Interviews in corporate internal investigations: admissibility and ILAs
Andrew Smith at Corker Binning in London considers the admissibility of internal investigation interviews in English criminal proceedings where lawyers have failed to provide a witness with an Upjohn warning or the offer of an independent legal advisor.
This article considers the admissibility in English criminal proceedings of interviews conducted in corporate internal investigations. This is an underexplored subject. There are two possible reasons for this. First, the practice of internal investigations has received no judicial scrutiny in England beyond a small number of Crown Court trials.1 Second, the purpose of most internal investigations is not to gather evidence for use in a criminal prosecution, but to establish the facts so that the corporate client receives advice about the extent of any misconduct.
However, given the growth in internal investigations the admissibility of internal interviews is likely to become an increasingly important issue. If the corporate hands over the records of its internal interviews to a prosecutor, there may be unwelcome (and potentially unforeseen) consequences for the interviewees if the prosecutor seeks to rely upon them in a criminal trial. Moreover, the interview records will also be relevant to assessing the criminal exposure of a corporate suspect if the interviewee constitutes its “directing mind”. Any finding of guilt against the directing mind based on his admissions during an internal investigation would necessarily lead to the corporate, if charged, being convicted.
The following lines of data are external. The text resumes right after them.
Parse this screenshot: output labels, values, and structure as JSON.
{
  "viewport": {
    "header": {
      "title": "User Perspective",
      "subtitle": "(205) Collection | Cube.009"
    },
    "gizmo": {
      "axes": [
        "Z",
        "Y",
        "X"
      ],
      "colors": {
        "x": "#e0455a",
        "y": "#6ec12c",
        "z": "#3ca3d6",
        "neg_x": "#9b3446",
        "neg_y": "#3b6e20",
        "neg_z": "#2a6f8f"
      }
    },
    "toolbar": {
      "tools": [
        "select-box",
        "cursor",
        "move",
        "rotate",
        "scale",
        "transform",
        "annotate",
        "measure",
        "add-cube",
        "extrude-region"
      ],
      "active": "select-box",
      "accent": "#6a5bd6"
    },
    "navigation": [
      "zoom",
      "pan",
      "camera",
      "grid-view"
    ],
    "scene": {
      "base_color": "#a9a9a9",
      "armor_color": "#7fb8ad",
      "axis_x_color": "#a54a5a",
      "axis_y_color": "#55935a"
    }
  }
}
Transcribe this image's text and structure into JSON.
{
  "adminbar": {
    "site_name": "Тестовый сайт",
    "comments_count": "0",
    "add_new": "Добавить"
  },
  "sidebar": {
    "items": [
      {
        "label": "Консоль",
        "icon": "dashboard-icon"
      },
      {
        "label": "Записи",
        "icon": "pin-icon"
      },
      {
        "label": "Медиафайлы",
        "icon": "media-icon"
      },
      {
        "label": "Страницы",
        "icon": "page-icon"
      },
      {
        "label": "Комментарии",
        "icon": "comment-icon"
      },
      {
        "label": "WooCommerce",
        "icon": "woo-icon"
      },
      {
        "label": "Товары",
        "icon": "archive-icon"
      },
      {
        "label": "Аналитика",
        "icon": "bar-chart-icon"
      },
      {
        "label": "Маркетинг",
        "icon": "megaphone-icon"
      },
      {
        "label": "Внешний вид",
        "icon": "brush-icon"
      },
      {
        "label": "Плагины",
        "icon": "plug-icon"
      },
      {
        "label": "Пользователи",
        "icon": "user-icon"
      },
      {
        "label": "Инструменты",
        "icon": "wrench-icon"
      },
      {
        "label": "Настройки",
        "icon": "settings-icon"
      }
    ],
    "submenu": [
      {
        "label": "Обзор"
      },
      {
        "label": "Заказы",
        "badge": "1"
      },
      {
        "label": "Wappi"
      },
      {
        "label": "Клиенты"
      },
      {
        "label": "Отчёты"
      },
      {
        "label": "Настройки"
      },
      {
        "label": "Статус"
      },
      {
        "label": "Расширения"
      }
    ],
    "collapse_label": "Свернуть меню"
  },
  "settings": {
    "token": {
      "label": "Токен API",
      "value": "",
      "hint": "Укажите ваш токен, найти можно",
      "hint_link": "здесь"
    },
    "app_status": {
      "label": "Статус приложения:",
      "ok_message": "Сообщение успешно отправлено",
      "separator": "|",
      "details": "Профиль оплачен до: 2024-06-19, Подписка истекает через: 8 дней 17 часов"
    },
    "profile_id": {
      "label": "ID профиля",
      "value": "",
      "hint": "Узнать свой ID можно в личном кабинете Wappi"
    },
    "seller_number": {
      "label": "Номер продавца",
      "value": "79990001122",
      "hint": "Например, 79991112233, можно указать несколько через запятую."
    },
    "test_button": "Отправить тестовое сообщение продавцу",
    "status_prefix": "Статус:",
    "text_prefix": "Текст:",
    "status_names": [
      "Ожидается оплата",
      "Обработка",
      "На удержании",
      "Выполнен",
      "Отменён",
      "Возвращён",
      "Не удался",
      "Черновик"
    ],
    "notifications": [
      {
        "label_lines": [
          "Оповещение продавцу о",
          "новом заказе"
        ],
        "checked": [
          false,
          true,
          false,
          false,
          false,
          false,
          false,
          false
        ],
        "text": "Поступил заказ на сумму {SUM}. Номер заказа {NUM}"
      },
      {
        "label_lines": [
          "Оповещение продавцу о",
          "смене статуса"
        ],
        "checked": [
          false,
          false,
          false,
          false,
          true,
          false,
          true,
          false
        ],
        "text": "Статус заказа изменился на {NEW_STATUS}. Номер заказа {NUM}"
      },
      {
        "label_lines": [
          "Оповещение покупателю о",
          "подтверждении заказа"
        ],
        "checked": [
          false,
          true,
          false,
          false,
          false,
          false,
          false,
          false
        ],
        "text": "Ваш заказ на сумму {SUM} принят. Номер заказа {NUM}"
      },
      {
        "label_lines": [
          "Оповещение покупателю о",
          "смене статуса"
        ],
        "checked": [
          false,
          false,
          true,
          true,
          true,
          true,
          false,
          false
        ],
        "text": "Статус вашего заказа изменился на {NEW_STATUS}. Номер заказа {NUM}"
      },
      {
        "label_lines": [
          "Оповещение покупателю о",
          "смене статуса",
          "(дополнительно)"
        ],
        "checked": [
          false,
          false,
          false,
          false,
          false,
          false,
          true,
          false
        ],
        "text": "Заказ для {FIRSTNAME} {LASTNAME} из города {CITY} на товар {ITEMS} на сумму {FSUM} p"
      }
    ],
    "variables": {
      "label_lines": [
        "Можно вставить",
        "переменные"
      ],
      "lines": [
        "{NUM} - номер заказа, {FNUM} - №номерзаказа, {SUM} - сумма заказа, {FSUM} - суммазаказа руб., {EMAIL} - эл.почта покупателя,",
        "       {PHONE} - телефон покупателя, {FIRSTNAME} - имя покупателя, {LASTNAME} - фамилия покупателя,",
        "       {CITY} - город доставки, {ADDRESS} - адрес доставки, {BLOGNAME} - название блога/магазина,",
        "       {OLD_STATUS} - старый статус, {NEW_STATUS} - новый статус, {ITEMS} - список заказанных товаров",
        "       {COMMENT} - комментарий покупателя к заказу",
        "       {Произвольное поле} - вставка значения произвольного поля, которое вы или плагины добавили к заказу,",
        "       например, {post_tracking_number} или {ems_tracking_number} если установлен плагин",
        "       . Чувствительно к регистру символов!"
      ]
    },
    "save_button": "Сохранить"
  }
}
Ultimately, there is no straightforward answer to whether interviews in internal investigations are admissible in criminal proceedings. Their admissibility will depend on a variety of stipulations: how the interviews are conducted and recorded, and will sometimes turn on the related question of whether an independent legal advisor (ILA) was offered to the interviewee. Whilst there is no judicial or professional guidance regulating such interviews, there is a framework – derived from statute, case law and professional ethics – with which investigations lawyers should be familiar. This article starts by outlining this framework, before considering how compliance with it determines the question of admissibility.